I'm talking about the end of the desktop computer as we know it. I'm talking about the end of file systems that are a hierarchical system of folders and files that the user has to wade through. Spock and McCoy carried tricorders that served specific functions. The multi-purpose computer doesn't exist in the future (as we've envisioned it).
What does this have to do with the iPad Apple announced this week? As shown, it had no use for a file system, much the same way the iPod Touch and iPhone have lived without a file system. Documents are created and managed via the apps that are used rather than through a Finder-like app. While this is somewhat limiting, it (I believe) is the direction that things are headed.

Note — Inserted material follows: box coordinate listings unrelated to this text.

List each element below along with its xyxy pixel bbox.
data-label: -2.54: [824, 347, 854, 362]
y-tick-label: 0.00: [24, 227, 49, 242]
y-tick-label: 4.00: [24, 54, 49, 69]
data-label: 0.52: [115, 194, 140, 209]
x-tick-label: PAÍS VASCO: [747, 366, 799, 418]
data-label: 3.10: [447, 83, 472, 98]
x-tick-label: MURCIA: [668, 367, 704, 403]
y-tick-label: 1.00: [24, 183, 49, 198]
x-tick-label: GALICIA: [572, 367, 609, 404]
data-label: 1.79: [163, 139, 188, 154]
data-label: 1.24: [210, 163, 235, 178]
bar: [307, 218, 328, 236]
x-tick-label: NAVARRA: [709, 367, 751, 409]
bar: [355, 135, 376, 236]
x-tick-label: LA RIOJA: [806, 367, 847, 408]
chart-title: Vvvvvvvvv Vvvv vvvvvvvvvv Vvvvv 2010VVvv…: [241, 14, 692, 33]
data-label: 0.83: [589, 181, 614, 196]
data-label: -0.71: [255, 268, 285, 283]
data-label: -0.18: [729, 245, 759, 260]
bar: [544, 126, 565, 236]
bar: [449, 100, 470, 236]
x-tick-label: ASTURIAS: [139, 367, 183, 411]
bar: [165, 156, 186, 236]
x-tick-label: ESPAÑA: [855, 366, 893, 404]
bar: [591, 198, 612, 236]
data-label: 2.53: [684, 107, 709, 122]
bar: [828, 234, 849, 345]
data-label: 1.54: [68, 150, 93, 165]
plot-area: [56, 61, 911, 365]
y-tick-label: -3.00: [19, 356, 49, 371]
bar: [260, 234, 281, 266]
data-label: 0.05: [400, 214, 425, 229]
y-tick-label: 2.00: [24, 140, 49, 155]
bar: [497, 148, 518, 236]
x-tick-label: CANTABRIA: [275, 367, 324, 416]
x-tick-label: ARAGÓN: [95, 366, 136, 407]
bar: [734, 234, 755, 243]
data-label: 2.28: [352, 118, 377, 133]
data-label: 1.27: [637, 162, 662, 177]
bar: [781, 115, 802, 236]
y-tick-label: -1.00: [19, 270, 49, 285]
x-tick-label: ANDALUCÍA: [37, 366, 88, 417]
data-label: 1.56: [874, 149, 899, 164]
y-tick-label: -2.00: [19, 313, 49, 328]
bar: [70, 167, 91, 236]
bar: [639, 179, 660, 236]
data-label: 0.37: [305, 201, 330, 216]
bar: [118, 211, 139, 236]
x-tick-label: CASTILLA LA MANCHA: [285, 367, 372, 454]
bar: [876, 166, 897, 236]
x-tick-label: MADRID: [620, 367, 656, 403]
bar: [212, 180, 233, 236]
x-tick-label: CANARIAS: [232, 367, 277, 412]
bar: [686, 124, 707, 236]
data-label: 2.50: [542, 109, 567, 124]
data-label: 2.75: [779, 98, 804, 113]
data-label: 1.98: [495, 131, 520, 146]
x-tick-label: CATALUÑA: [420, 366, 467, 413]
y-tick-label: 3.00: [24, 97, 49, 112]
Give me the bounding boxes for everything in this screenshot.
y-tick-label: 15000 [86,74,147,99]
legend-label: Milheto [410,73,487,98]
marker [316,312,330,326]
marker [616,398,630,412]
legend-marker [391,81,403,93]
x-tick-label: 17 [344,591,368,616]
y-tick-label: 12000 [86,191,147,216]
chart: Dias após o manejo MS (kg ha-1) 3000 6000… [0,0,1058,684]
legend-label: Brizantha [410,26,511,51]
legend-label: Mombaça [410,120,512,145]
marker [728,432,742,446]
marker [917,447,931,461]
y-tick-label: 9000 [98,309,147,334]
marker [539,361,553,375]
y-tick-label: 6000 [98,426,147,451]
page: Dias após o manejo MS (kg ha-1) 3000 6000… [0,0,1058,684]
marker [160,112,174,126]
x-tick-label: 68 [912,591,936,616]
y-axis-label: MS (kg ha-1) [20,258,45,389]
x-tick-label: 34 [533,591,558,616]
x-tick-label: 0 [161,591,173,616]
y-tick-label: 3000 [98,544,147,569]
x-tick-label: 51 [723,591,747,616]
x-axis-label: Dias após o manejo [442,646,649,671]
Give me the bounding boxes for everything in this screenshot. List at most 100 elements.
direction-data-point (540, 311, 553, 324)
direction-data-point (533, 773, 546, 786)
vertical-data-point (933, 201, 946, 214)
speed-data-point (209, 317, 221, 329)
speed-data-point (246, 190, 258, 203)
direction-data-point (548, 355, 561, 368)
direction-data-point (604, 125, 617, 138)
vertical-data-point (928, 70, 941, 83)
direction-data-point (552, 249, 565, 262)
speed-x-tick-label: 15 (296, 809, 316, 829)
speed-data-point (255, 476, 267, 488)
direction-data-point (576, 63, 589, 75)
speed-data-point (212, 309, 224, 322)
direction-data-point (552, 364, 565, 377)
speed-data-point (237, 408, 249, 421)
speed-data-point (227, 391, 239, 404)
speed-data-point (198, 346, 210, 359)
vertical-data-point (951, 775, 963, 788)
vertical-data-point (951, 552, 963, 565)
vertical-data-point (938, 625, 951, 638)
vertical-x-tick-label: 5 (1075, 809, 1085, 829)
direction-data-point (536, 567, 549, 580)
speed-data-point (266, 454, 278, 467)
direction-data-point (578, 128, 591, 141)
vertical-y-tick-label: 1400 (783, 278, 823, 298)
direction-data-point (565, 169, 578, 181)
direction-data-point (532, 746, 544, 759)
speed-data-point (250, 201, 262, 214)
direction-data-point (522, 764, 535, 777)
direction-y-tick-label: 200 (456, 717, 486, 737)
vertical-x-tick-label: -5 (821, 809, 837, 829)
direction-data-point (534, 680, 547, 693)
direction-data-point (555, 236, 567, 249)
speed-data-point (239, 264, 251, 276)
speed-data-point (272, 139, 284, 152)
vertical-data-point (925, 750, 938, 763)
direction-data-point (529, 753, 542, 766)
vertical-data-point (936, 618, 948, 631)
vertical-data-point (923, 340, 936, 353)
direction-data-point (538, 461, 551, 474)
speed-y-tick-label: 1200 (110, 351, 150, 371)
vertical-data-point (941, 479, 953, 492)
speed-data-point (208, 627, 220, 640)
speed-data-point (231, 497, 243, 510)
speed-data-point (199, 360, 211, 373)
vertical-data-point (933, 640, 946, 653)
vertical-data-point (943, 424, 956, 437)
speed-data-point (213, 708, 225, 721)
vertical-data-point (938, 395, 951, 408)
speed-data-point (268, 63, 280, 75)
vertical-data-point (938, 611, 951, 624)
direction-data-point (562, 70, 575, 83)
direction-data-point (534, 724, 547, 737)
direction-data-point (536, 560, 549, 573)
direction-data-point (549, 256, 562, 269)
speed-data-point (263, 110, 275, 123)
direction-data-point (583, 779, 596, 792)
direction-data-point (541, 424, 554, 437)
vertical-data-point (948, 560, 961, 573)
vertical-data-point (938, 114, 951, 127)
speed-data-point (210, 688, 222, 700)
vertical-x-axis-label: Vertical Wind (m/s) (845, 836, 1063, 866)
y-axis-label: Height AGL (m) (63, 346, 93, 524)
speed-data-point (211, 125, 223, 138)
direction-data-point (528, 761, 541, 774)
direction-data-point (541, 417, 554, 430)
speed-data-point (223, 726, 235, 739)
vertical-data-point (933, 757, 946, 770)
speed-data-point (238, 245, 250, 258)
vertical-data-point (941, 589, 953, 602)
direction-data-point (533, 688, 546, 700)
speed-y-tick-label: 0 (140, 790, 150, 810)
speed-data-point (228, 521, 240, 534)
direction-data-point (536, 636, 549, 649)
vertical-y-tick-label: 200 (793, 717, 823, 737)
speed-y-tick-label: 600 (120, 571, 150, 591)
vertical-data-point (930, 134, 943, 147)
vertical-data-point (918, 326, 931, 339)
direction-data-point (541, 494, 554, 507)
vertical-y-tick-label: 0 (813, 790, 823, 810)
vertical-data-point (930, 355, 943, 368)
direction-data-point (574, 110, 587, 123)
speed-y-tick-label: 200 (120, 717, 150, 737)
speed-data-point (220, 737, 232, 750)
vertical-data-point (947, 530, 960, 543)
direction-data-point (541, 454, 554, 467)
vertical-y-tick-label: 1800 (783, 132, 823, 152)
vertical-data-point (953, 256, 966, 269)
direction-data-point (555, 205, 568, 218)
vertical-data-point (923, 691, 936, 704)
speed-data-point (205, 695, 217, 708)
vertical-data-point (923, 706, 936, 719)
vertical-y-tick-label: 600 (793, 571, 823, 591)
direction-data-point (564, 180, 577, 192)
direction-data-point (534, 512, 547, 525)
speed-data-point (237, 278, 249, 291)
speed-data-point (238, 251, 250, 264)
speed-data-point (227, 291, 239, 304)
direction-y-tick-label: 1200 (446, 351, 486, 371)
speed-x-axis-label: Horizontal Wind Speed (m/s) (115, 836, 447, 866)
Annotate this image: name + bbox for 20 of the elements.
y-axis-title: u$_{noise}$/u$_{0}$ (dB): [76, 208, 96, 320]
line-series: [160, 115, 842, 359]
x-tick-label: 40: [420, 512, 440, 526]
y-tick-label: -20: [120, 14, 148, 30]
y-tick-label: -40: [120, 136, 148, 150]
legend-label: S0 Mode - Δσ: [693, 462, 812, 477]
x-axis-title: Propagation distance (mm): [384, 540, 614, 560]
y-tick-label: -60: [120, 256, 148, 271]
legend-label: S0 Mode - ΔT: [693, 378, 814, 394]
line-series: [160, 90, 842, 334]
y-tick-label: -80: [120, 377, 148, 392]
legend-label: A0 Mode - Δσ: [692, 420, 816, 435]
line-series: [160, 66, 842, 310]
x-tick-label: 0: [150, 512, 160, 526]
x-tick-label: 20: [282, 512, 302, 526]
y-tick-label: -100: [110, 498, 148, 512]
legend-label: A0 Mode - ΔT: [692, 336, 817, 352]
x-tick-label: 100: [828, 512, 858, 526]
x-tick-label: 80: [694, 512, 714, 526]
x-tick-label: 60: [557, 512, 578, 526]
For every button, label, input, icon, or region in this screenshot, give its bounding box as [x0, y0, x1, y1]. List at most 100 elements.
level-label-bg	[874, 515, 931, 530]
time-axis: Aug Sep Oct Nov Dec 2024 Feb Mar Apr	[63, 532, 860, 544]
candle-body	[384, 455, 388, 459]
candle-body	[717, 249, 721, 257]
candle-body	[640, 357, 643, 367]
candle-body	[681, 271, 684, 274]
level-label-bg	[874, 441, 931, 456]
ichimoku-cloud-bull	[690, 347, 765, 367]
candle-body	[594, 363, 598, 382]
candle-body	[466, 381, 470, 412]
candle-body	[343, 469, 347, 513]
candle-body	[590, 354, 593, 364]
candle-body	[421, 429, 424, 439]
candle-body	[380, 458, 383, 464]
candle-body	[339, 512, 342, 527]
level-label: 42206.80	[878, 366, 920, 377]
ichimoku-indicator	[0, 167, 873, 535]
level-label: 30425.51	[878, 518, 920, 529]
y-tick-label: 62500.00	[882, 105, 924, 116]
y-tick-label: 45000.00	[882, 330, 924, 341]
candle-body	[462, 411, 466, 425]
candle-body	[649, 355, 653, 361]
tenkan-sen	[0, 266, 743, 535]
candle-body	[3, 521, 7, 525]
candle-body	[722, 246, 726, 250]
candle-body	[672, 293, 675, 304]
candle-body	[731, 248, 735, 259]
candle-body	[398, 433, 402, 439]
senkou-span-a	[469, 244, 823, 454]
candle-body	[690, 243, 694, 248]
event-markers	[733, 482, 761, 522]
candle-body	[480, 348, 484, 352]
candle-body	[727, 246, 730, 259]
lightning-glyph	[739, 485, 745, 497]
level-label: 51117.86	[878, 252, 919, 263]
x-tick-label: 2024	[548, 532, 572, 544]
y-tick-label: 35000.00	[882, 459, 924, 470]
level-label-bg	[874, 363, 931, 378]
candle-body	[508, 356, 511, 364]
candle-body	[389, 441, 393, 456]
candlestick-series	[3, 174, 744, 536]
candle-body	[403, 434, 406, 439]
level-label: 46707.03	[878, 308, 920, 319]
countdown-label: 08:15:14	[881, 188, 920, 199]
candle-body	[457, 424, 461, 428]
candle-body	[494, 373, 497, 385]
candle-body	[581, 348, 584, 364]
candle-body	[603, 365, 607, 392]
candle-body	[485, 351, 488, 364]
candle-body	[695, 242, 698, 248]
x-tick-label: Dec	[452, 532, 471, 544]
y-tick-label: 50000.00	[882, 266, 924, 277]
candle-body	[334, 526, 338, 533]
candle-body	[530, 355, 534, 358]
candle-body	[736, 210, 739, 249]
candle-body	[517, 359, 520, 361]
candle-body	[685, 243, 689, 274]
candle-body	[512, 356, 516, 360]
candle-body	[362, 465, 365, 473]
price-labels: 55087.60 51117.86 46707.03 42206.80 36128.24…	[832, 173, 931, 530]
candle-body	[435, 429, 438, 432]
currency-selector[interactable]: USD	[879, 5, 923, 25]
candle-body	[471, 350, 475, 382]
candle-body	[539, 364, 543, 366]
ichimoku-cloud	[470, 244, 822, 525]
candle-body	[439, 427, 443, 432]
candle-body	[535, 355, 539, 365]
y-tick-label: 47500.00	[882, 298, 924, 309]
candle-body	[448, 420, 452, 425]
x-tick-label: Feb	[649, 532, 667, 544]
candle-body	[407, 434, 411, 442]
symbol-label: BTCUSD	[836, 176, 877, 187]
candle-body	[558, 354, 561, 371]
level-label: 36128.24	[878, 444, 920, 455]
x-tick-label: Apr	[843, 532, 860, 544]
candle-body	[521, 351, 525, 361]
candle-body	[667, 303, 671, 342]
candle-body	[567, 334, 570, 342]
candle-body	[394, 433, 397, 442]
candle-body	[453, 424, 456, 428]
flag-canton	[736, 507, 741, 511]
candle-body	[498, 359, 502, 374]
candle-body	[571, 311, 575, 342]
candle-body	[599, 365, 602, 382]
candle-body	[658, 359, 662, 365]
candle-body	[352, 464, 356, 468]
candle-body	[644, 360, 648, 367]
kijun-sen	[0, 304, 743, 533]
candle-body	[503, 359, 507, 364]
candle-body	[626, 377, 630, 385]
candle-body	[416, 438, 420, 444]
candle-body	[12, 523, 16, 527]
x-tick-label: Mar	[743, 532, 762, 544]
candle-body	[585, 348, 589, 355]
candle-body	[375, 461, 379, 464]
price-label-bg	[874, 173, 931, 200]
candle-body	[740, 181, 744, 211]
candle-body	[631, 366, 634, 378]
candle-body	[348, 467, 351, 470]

The only people that care about full-desktop computers will be programmers who write the code for these embedded devices.
Embedded devices also work better with cloud computing. Dragon Dictation for the iPhone records your voice, uploads to a server which then sends back the spoken text for you to use. I believe we'll see more of these kinds of "service" apps on the iPad. I'm not even sure that digital artists and video editors will need a Mac anymore. It all depends on the app support, really.
We'll just have to wait and see what happens. But for now, it looks like computing may head in a new direction.